Wednesday, June 17, 2009

David Miliband wants interrogation policy kept secret.

Britain's interrogation policy, which many have charged as colluding with torture, will remain secret according to David Miliband.

Gordon Brown has ordered that the policy be rewritten after a series of people complained that they had been questioned by British intelligence officers after being asked the same questions under torture by Pakistani and Bangladeshi intelligence officers. Brown has also pledged that the policy would be made public.

However, Miliband told MPs on the Commons foreign affairs select committee today that he has no intention of making public the policy as it currently stands, because of the risk of prejudicing a number of on-going court cases. Pressed further, he said that the currently policy would not be published even once those court cases have concluded, as to do so would "lend succour to our enemies".

He added that the policy had been reviewed by the Intelligence and Security Committee, the group of MPs and peers who are supposed to oversee the activities of Britain's intelligence agencies, and that the ISC was able to "square the circle between secrecy and accountability".

The ISC sits in secret, its members and its reports to the prime minister are published after being censored in consultation with the agencies themselves.

Why, if published, would this policy "lend succour to our enemies"? If the policy is as squeaky clean as we have been led to believe then there is no "succour" for any of our enemies in it's release, rather the opposite.

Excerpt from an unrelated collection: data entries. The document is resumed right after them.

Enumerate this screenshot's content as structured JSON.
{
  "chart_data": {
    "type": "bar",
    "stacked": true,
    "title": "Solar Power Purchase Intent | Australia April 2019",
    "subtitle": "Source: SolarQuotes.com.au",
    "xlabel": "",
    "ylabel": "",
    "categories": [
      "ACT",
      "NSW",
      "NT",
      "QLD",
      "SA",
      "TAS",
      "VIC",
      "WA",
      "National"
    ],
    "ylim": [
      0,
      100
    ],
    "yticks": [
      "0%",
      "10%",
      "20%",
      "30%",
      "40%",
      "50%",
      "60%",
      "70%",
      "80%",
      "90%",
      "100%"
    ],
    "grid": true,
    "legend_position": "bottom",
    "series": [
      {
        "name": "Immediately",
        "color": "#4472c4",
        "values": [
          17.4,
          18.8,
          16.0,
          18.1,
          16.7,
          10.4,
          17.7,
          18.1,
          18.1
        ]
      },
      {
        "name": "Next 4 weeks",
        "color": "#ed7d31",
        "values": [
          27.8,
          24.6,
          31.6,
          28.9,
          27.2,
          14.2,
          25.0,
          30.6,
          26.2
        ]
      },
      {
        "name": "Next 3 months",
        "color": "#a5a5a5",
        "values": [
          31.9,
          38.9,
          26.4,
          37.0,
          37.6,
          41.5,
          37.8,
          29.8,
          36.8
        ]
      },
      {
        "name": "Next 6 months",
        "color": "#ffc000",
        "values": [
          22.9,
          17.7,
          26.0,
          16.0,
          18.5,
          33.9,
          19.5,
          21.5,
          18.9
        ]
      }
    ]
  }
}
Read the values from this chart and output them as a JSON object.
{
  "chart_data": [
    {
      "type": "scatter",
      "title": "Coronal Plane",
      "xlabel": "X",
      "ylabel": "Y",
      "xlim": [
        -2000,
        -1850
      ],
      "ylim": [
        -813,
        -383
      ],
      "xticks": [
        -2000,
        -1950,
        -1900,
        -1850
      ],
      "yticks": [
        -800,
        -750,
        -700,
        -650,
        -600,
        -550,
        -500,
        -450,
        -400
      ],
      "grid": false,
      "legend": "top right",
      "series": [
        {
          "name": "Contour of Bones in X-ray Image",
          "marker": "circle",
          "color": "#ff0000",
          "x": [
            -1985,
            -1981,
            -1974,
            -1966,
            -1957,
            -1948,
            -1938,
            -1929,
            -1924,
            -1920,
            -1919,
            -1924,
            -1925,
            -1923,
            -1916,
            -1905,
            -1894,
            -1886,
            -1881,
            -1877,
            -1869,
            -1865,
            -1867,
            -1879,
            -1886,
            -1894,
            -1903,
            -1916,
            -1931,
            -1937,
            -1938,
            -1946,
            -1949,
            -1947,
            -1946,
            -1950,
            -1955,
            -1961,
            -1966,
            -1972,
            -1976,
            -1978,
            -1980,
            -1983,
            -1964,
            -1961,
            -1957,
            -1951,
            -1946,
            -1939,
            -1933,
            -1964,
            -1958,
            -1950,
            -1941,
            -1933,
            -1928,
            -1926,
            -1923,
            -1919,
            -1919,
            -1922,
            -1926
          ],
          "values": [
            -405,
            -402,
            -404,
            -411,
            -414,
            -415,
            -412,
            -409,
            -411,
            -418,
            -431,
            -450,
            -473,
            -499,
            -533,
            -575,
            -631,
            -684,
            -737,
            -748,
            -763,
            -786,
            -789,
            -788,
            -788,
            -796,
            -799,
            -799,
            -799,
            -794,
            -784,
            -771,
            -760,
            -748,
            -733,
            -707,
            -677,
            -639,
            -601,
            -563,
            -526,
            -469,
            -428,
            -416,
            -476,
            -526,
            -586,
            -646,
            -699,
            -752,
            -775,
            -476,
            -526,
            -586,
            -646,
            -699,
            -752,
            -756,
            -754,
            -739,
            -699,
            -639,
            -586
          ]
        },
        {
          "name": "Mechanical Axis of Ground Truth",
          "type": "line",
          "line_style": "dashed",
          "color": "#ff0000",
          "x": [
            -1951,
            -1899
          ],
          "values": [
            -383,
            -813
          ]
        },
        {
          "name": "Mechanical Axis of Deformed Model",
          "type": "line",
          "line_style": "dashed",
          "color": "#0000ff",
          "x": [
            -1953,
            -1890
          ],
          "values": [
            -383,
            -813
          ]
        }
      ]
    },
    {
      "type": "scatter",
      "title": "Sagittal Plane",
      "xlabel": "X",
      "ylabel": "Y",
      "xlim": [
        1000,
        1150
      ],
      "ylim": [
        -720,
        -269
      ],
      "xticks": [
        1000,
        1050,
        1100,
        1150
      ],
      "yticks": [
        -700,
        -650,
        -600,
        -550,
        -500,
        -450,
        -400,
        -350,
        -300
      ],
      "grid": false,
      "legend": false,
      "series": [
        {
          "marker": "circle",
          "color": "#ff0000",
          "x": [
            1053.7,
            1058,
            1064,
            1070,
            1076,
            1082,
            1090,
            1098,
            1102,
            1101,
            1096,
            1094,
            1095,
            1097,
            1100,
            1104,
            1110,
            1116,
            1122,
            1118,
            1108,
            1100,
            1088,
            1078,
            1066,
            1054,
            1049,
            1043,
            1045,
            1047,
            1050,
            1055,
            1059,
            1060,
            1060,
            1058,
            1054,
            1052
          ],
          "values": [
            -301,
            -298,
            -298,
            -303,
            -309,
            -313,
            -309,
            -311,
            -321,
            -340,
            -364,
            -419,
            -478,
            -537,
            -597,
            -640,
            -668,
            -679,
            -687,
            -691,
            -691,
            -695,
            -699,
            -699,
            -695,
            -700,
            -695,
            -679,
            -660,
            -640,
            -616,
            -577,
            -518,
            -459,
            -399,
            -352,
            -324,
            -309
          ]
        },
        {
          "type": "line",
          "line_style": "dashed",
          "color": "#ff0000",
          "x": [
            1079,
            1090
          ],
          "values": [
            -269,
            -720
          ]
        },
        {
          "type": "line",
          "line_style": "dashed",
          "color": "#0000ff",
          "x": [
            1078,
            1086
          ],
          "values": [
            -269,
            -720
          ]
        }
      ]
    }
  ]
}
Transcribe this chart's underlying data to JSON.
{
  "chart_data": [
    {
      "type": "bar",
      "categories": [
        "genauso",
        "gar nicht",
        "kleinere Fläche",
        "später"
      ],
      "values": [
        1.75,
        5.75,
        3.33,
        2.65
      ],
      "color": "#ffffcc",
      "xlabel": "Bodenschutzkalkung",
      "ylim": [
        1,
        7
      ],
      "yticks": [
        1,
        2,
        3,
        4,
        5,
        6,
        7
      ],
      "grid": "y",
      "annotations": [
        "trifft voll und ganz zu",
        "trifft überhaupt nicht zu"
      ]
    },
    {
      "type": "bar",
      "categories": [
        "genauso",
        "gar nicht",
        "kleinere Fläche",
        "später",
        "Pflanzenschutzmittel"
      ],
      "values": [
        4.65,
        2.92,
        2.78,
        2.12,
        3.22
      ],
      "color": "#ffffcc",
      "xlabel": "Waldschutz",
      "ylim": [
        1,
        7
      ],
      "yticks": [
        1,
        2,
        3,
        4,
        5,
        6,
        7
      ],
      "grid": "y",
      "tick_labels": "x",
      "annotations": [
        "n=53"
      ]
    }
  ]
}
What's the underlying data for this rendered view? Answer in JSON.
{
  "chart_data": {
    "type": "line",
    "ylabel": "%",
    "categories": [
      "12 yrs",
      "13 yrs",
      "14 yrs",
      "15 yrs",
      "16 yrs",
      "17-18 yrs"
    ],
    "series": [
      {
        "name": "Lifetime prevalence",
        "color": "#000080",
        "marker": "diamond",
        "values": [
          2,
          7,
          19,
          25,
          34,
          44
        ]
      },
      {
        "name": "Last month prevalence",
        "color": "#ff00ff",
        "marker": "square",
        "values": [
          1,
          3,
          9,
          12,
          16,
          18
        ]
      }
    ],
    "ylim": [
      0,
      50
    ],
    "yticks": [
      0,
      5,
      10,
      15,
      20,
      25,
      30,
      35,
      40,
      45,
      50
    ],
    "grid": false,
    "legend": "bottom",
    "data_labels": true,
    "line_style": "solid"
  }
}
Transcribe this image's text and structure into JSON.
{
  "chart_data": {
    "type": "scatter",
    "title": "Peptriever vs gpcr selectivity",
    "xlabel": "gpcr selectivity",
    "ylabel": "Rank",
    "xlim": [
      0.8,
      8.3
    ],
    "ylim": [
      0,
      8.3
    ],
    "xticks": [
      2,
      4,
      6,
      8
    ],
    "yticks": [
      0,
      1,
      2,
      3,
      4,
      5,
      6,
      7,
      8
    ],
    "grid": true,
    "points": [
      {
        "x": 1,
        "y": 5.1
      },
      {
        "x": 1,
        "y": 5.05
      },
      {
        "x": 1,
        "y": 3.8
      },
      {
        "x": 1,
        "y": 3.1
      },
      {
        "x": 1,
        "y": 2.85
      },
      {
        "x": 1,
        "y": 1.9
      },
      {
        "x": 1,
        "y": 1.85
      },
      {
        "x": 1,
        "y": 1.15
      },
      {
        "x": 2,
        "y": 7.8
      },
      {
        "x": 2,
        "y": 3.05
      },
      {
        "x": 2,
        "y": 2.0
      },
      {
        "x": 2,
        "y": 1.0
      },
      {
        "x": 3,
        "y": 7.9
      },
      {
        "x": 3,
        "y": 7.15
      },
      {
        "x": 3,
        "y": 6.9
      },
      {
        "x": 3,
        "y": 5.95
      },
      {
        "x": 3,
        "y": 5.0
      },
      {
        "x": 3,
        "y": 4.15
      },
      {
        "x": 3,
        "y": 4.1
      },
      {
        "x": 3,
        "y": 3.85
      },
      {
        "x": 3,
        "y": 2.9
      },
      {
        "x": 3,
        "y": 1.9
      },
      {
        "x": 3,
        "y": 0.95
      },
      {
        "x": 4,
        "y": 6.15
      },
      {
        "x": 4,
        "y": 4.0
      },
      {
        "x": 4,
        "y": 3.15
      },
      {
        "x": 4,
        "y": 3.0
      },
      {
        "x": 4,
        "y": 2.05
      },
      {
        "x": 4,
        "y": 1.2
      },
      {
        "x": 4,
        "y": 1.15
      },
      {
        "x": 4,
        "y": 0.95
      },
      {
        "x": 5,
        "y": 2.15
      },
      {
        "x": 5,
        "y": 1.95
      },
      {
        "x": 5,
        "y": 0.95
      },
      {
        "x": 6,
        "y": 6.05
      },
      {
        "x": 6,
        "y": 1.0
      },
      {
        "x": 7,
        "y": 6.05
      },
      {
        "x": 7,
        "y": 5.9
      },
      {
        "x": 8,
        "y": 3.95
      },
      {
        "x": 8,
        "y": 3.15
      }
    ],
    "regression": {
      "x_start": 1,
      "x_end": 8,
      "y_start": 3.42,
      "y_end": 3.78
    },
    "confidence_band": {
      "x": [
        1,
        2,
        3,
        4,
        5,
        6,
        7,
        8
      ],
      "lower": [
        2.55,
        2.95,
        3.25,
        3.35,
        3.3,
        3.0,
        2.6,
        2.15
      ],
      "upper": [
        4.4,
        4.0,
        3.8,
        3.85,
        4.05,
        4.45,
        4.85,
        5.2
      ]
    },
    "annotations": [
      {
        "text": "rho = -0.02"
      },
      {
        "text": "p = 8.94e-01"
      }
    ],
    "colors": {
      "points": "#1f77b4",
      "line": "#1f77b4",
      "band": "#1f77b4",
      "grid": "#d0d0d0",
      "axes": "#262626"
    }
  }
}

Isn't Miliband, by refusing to ever release details of this policy, actually admitting that there is something to hide here? Something which would "lend succour to our enemies"?

Asked about the morality of receiving intelligence that has been extracted through torture, Miliband told the committee: "We would never procure intelligence, or procure evidence through torture. We would never say to another intelligence agency 'Please get us information about X' and, you know, abandon our legal and ethical commitments in respect of how you find that."

Evidence heard in court has contradicted that, however. Last September Manchester Crown Court heard how MI5 and Greater Manchester Police drew up a list of questions for use by a notorious Pakistani intelligence agency which was unlawfully detaining Rangzieb Ahmed, a man from Rochdale. By the time Ahmed was deported to Britain 13 months later three of his fingernails were missing.

Furthermore, civil proceedings brought on behalf of Binyam Mohamed, a British resident who was freed from Guantánamo earlier this year, has resulted in the disclosure of the questions that MI5 asked be put to him, despite knowing that he had been tortured in Pakistan and having reason to believe he was being tortured after being rendered elsewhere.
Until there is transparency, there will never be any trust on this issue. Miliband is refusing transparency. Doesn't that very lack of transparency, "lend succour to our enemies"?

There are allegations of torture here. Until we come clean, and show that we would never engage in such actions, then these allegations will have merit.

But Miliband refuses to ever come clean. I wonder why?